Ce n'est pas plus mal. Je n'aime pas à avoir demandé « pardon » ou « excusez-moi » toutes les dix secondes parce que les couloirs sont bondés. Là, j'ai de la place et je n'ai pas à supporter les conversations habituelles et routinières des gens étalant leurs vies. Bon sang...Qu'est-ce qu'on s'en bat les cacahuètes de savoir si Pierre, Paul ou Jacques a passé la nuit avec telle fille ou s'il est parti en vacances à l'étranger parce que c'est un fils de riche.
« - Quand le chat n'est pas là, les souris dansent, n'est-ce pas ? »

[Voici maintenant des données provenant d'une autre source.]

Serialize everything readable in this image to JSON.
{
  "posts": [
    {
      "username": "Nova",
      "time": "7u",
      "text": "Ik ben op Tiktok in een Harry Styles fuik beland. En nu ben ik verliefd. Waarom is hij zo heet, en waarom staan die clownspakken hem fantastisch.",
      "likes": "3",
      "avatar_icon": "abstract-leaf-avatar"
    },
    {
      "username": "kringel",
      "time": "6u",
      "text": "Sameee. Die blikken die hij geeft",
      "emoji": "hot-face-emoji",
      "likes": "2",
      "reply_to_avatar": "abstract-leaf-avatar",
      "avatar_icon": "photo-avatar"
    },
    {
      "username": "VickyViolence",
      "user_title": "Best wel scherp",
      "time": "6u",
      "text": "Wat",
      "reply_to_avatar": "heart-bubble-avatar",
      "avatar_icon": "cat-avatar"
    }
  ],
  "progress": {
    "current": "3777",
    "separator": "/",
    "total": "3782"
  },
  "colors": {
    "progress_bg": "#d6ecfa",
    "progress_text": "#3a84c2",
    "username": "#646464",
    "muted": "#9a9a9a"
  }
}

Une voix me surprend, provenant du bout du couloir. Me retournant, j'aperçus Nathan adossé à sa porte de chambre, les bras croisés, un air tout fier.
« - Je n'aime pas danser.
- Tu n'aimes rien de toute façon. Depuis le temps, je suis habitué à ce genre de réponse de ta part. J'ai entendu Marc partir en hurlant de joie...Vous faites encore un échange de copines ?
- Non, il prend juste mes restes si je puis dire. Faut croire qu'il adore passer derrière moi.
- Ce n'est pas très sympa de dire ça de son pote...
- Ce n'est pas mon pote, c'est mon coloc, rien de plus.
- Pourtant, vous avez l'air de bien vous entendre ?
- Je suis juste un excellent comédien quand je le désire. »
Il se détache de sa porte pour s'approcher vers moi, se mettant presque à quelques mètres.
« - Et avec moi ? Tu joues la comédie aussi ?
- Je n'en sais rien. Je ne sais juste pas comment te prendre. »
À cet instant, il s'écarte, les yeux écarquillés et éclatant de rire.
« - Tu ne sais pas comment me « prendre » ? Intéressant...Ma foi, écoute...Je ne m'attendais pas à ça de ta part Antoine ! Ahahaha !
- Arrête de voir une connotation sexuelle partout, pervers. Si tu as fini, je passe mon chemin.
- Et tu vas où ?
- Qu'est-ce que ça peut te faire ? »
Il hausse les épaules en gardant son sourire amusé et finit par me laisser partir.
Avec Nathan, tout a toujours été différent. Nous avons été longtemps voisins et puis camarades de classe, puis colocataires dans une chambre durant la première année de lycée. Maintenant, il donne pratiquement en face de ma propre chambre et je croise sa sale tête pratiquement tous les jours. Je présume que c'est ce que l'on appelle communément un « ami d'enfance », mais il ne mériterait même pas un tel privilège et un tel siège dans ma hiérarchie amicale.
Nathan, lui, il serait tout en bas. En dessous de la pyramide. Sous le tapis avec la poussière.